Wed. Aug 10th, 2022

The Ottawa 67’s home opener will be the first major sporting event in Ottawa after the Ontario government lifted capacity restrictions in places where proof of vaccination is required.

The Ontario Hockey League (OHL) team will officially be able to fill the arena with 8,000 seats at TD Place for the game on Sunday afternoon — although it expects less than half that number.

The OHL canceled last year’s season as the province battled the third wave of the pandemic, and about 67 fans are excited about the team’s return.

“It’s incredible,” said Louis Bouliet, a longtime fan of the ’67s. “It’s just such a fun experience to have the big crowds. It’s so nice to have a bunch of people cheering with you.”

Bouliet said securing spectators is both vaccinated and masked, making him feel “pretty safe” by attending the event.

But Dr.
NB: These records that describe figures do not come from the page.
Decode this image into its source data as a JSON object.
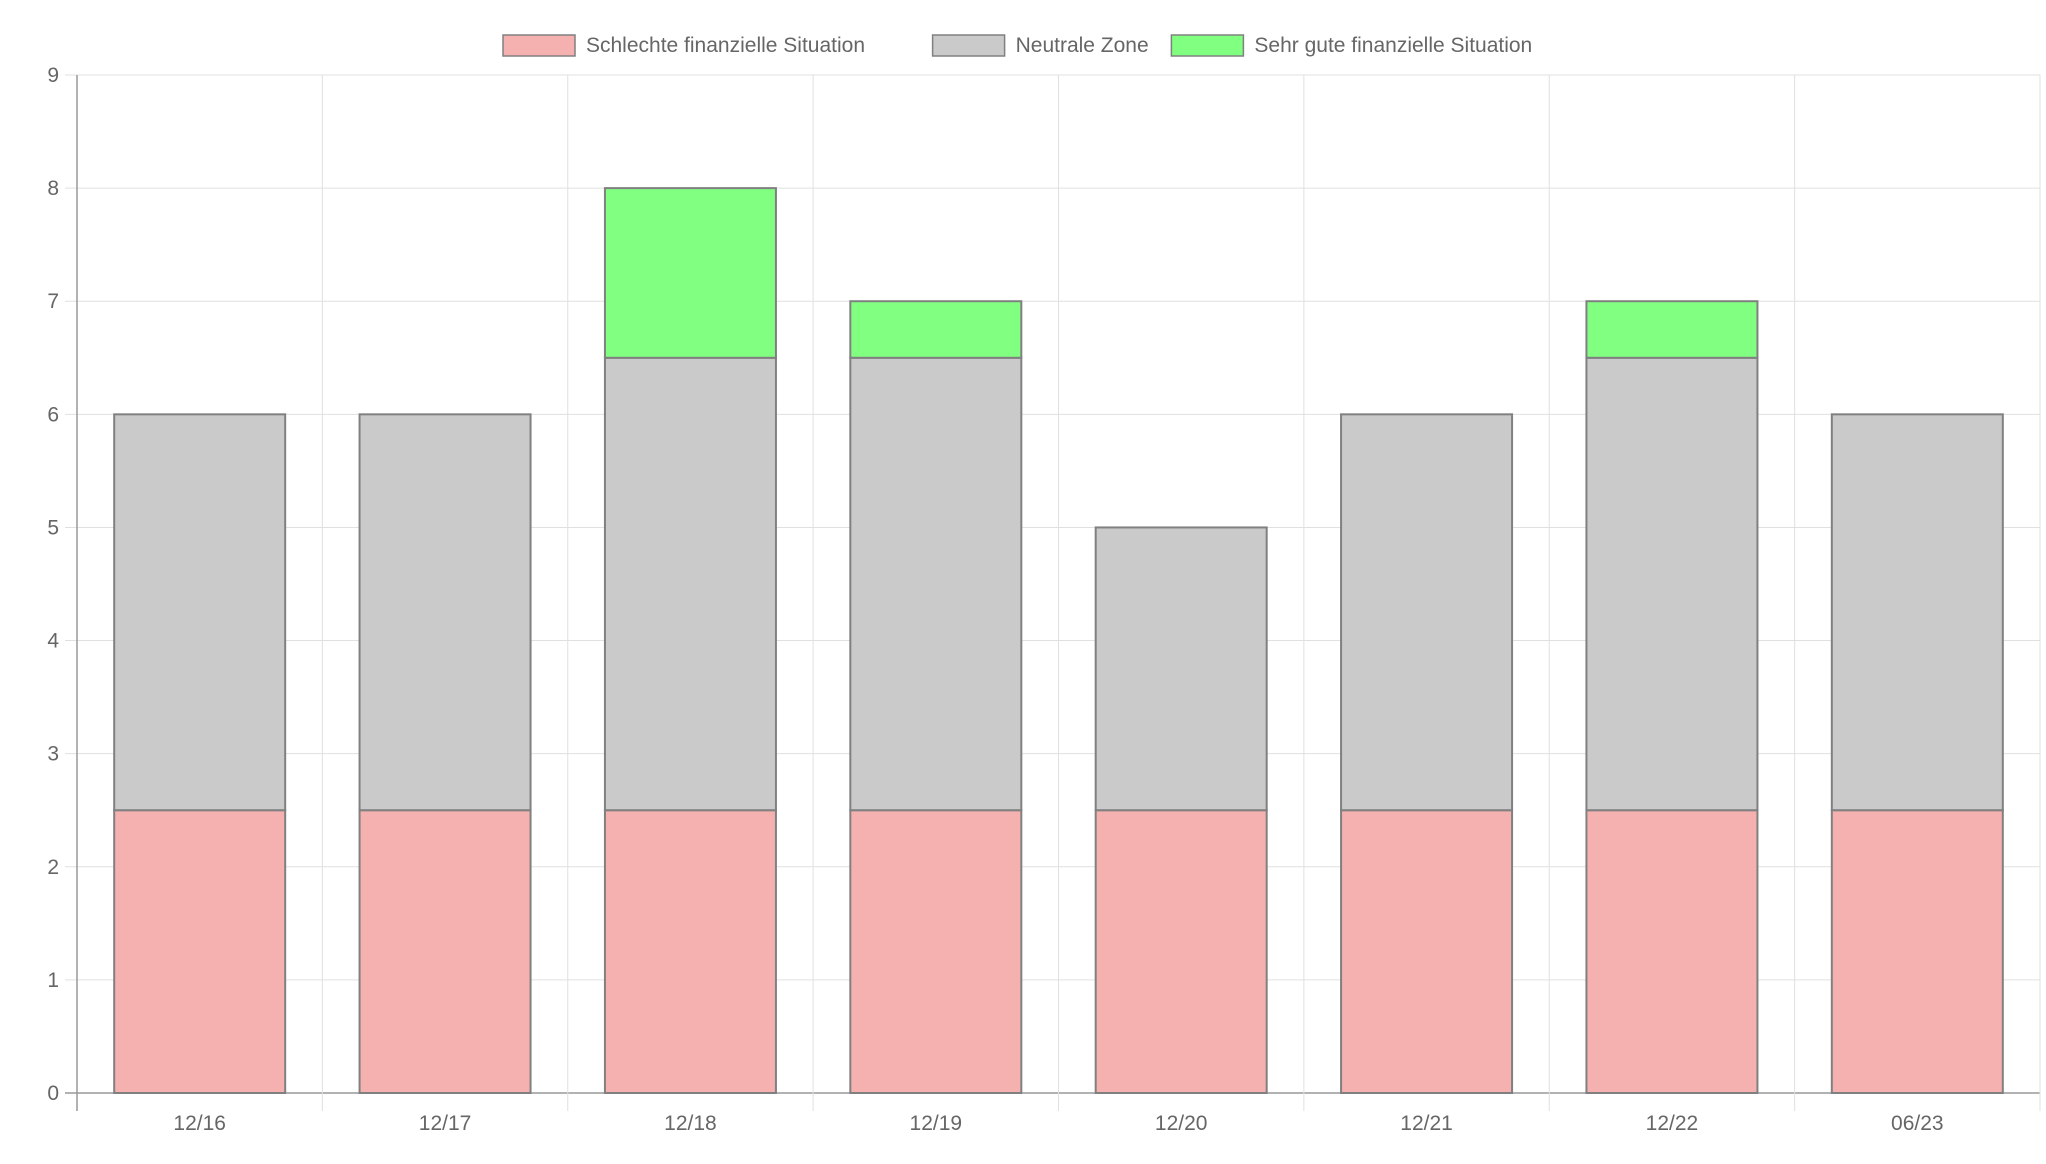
{
  "chart_data": {
    "type": "bar",
    "stacked": true,
    "title": "",
    "xlabel": "",
    "ylabel": "",
    "categories": [
      "12/16",
      "12/17",
      "12/18",
      "12/19",
      "12/20",
      "12/21",
      "12/22",
      "06/23"
    ],
    "ylim": [
      0,
      9
    ],
    "yticks": [
      0,
      1,
      2,
      3,
      4,
      5,
      6,
      7,
      8,
      9
    ],
    "grid": true,
    "legend_position": "top-center",
    "series": [
      {
        "name": "Schlechte finanzielle Situation",
        "values": [
          2.5,
          2.5,
          2.5,
          2.5,
          2.5,
          2.5,
          2.5,
          2.5
        ],
        "color": "#f5b0b0"
      },
      {
        "name": "Neutrale Zone",
        "values": [
          3.5,
          3.5,
          4.0,
          4.0,
          2.5,
          3.5,
          4.0,
          3.5
        ],
        "color": "#cacaca"
      },
      {
        "name": "Sehr gute finanzielle Situation",
        "values": [
          0,
          0,
          1.5,
          0.5,
          0,
          0,
          0.5,
          0
        ],
        "color": "#80ff80"
      }
    ],
    "bar_border_color": "#808080",
    "grid_color": "#e0e0e0",
    "axis_color": "#999999",
    "text_color": "#666666"
  }
}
Robert Cushman, acting health officer in Renfrew County, urged people to continue to be cautious despite the new rules.

He said Ontario’s relatively low numbers of cases and high vaccination rates could help explain why the government chose to lift the restrictions, especially as some of the targeted industries were hardest hit during the pandemic.
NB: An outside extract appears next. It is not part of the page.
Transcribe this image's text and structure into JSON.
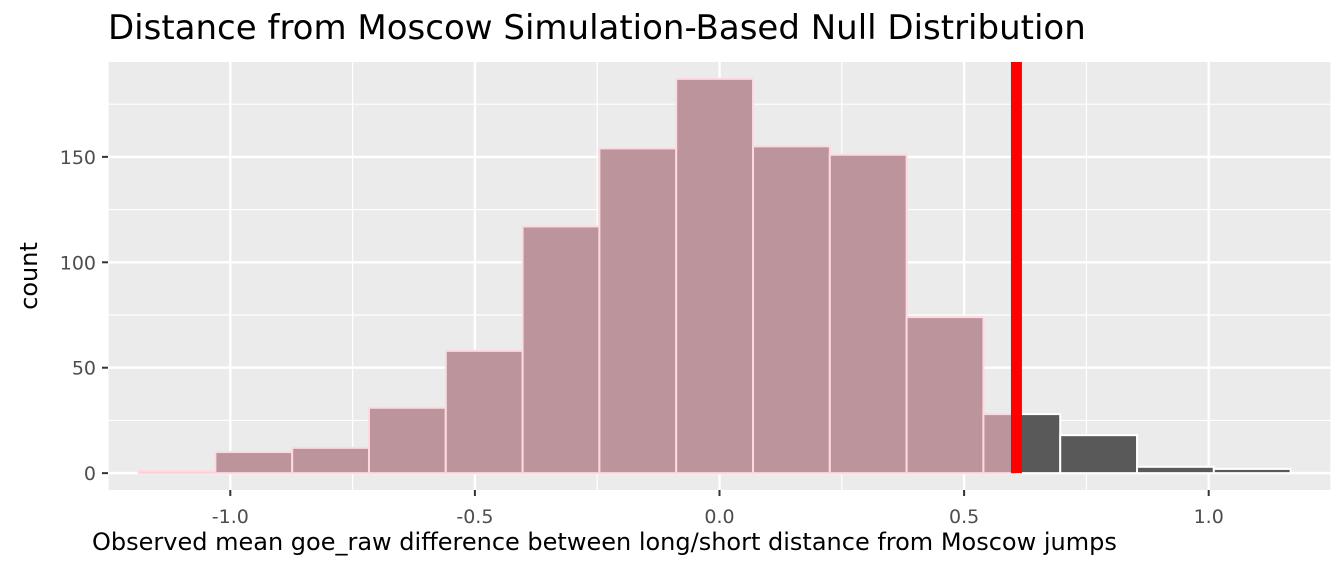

“You can see where it’s coming from,” he said. “But like everyone else, I’m not sure I can see where it’s going. So I was honestly a little surprised, even though I understand the reasoning behind it. [the decision]. “

‘All hands on deck’

Seat sales represent the primary revenue stream for the Ottawa Sports and Entertainment Group (OSEG), which owns Ottawa 67’s and Redblacks.
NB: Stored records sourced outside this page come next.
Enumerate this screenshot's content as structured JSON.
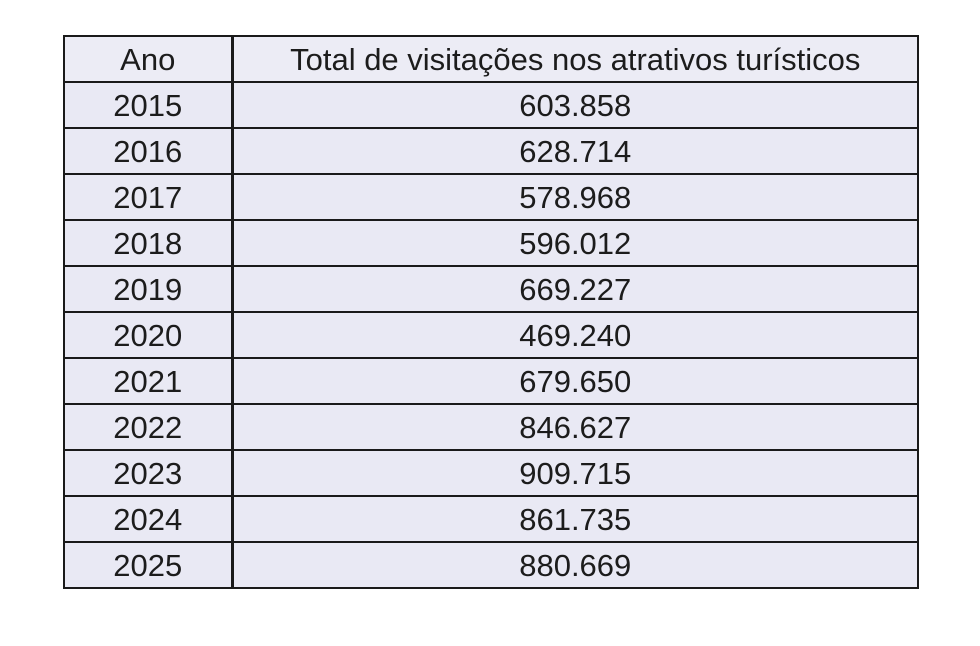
{
  "table": {
    "headers": {
      "year": "Ano",
      "total": "Total de visitações nos atrativos turísticos"
    },
    "rows": [
      {
        "year": "2015",
        "total": "603.858"
      },
      {
        "year": "2016",
        "total": "628.714"
      },
      {
        "year": "2017",
        "total": "578.968"
      },
      {
        "year": "2018",
        "total": "596.012"
      },
      {
        "year": "2019",
        "total": "669.227"
      },
      {
        "year": "2020",
        "total": "469.240"
      },
      {
        "year": "2021",
        "total": "679.650"
      },
      {
        "year": "2022",
        "total": "846.627"
      },
      {
        "year": "2023",
        "total": "909.715"
      },
      {
        "year": "2024",
        "total": "861.735"
      },
      {
        "year": "2025",
        "total": "880.669"
      }
    ]
  },
  "colors": {
    "cell_background": "#e9e9f4",
    "border": "#1a1a1a",
    "text": "#1c1c1c",
    "page_background": "#ffffff"
  }
}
The group reduced 40 percent of its staff at TD Place in September 2020, citing a decline in revenue due to the pandemic.

OSEG President and CEO Mark Goudie said the group has since hired about 30 people, about half of whom have previously worked with the organization.

But with lifted capacity constraints, OSEG’s current challenge lies in hiring game day staff.

OSEG President and CEO Mark Goudie said it is “all hands on deck” in an effort to hire enough game day staff to meet expected crowds for the 67s and Redblacks. (Judy Trinh / CBC News)

Redblacks usually operate with about 800 part-time employees in each game, but Goudie said OSEG currently draws from a pool that is half as large.

“What’s meant for vaccine control is that our office staff – me, my people, their families, their friends – are out checking vaccine passports or vaccine certificates at games right now,” he said. “It’s all hands on deck.”

67 is not alone

The Ottawa senators announced a capacity of 18,562 for the home field against the Toronto Maple Leafs on Thursday, and the Redblacks are now allowed to sell tickets up to the stadium’s 24,000 seats.

Bouliet bought tickets to 67’s Sunday game and said he hopes to be joined by a full house. But Goudie stressed that there is still a lot of uncertainty surrounding group ticket sales, which are often bought by schools or companies.

“It’s still confusing in terms of what organizations can and can’t do,” he said. “I expect we’ll see something in the order of 3,000 people at the 67’s game.”